Physical characteristics
- • location: Warren County, Tennessee
- • elevation: 830 ft (253 m)
- • location: McMinnville, TN
- Length: 23.4 mi (37.7 km)
- • location: Trousdale
- • average: 218 cu ft/s (6.2 m^{3}/s)

= Barren Fork (Collins River tributary) =

River in Tennessee, United States of America

The Barren Fork is a 23.4 mi tributary of the Collins River in the U.S. state of Tennessee. Via the Collins River, the Caney Fork, and the Cumberland and Ohio rivers, it is part of the Mississippi River watershed.

The Barren Fork rises in western Warren County, Tennessee. It is formed from the confluence of its north and south prongs, which join near the tiny community of Trousdale. Its component streams and their tributaries drain much of the eastern portions of Cannon County and Coffee County. The stream flows generally from west to east until it reaches the town of McMinnville, county seat of Warren County. From there it turns in a more northeasterly direction. From this point it is less than 5 linear miles (8 km) to the mouth of the Barren Fork into the Collins River, but considerably longer by the meandering course taken by the stream in its lower reaches. Near downtown McMinnville is a dam formerly utilized by the city as an electric power source; it was supplanted by the Tennessee Valley Authority system, as the small amount (by modern standards) of electricity it was capable of producing makes it impracticable to man and maintain by modern standards.

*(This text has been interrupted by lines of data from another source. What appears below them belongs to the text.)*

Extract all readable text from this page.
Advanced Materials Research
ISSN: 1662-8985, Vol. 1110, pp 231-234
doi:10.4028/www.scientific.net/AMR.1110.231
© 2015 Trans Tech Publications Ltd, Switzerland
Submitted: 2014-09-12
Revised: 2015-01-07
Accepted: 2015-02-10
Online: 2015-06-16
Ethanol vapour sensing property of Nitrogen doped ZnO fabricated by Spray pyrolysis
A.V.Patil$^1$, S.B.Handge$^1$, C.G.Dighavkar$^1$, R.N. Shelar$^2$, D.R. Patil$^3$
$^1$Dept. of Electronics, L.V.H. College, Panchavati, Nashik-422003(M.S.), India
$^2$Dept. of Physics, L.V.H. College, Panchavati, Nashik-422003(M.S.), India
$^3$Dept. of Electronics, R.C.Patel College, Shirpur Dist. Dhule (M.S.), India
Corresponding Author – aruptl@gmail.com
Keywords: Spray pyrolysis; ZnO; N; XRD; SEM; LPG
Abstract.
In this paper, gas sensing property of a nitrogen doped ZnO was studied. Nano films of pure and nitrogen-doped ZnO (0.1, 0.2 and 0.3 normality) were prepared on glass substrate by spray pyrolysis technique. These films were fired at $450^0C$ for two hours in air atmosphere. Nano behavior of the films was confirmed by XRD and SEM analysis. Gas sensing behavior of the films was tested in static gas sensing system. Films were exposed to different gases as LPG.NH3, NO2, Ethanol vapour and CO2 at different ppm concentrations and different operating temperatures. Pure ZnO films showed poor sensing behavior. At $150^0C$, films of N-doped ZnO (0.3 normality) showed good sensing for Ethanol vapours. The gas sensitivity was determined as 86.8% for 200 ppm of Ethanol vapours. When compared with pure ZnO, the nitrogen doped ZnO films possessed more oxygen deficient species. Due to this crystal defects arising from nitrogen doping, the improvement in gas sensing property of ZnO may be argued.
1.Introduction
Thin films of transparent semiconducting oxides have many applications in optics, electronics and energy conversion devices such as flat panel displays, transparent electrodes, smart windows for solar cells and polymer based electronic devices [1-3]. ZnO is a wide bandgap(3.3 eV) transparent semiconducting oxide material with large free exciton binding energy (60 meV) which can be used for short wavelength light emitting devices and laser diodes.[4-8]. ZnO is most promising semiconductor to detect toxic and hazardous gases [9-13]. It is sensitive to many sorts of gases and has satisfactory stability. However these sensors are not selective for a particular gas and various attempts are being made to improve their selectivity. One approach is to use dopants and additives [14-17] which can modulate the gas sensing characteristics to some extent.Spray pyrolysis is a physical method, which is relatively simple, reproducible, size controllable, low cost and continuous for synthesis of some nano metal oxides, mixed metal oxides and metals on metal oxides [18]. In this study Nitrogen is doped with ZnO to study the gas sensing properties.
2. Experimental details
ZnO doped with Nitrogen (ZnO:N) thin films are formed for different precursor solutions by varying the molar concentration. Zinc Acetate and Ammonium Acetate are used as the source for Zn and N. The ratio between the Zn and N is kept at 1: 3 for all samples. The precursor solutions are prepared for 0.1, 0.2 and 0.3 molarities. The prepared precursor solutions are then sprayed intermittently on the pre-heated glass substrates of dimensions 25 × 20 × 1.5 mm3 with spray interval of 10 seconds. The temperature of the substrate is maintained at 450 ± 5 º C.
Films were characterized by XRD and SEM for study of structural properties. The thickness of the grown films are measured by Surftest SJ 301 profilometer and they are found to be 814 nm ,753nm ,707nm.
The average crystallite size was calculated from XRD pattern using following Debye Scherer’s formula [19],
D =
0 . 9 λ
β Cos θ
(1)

The Barren Fork is named for the "Barrens" area of Middle Tennessee. This area comprises much of Coffee County, western Warren County, and southeastern Cannon County. The area was first named this by the early settlers, who were surprised to find a largely unforested area in the midst of what was generally a dense hardwood forest surrounding it. Several theories have been suggested as to its origin. The area is somewhat swampy, however; it is too moist for many types of hardwood trees that cannot survive long periods of "wet feet". It is suggested that it was cleared by Native Americans, in part using fire, so that the resulting open area would improve grazing conditions for elk, deer, and buffalo and thus improve hunting, and that they, like their white successors, also used the area for agriculture. Since only a limited number of native hardwood trees could grow in the area, it was relatively easy for the area to remain cleared once it had initially had much of its woody vegetation removed.

The Tennessee Wildlife Resources Agency (TWRA) maintains three boat access sites in McMinnville.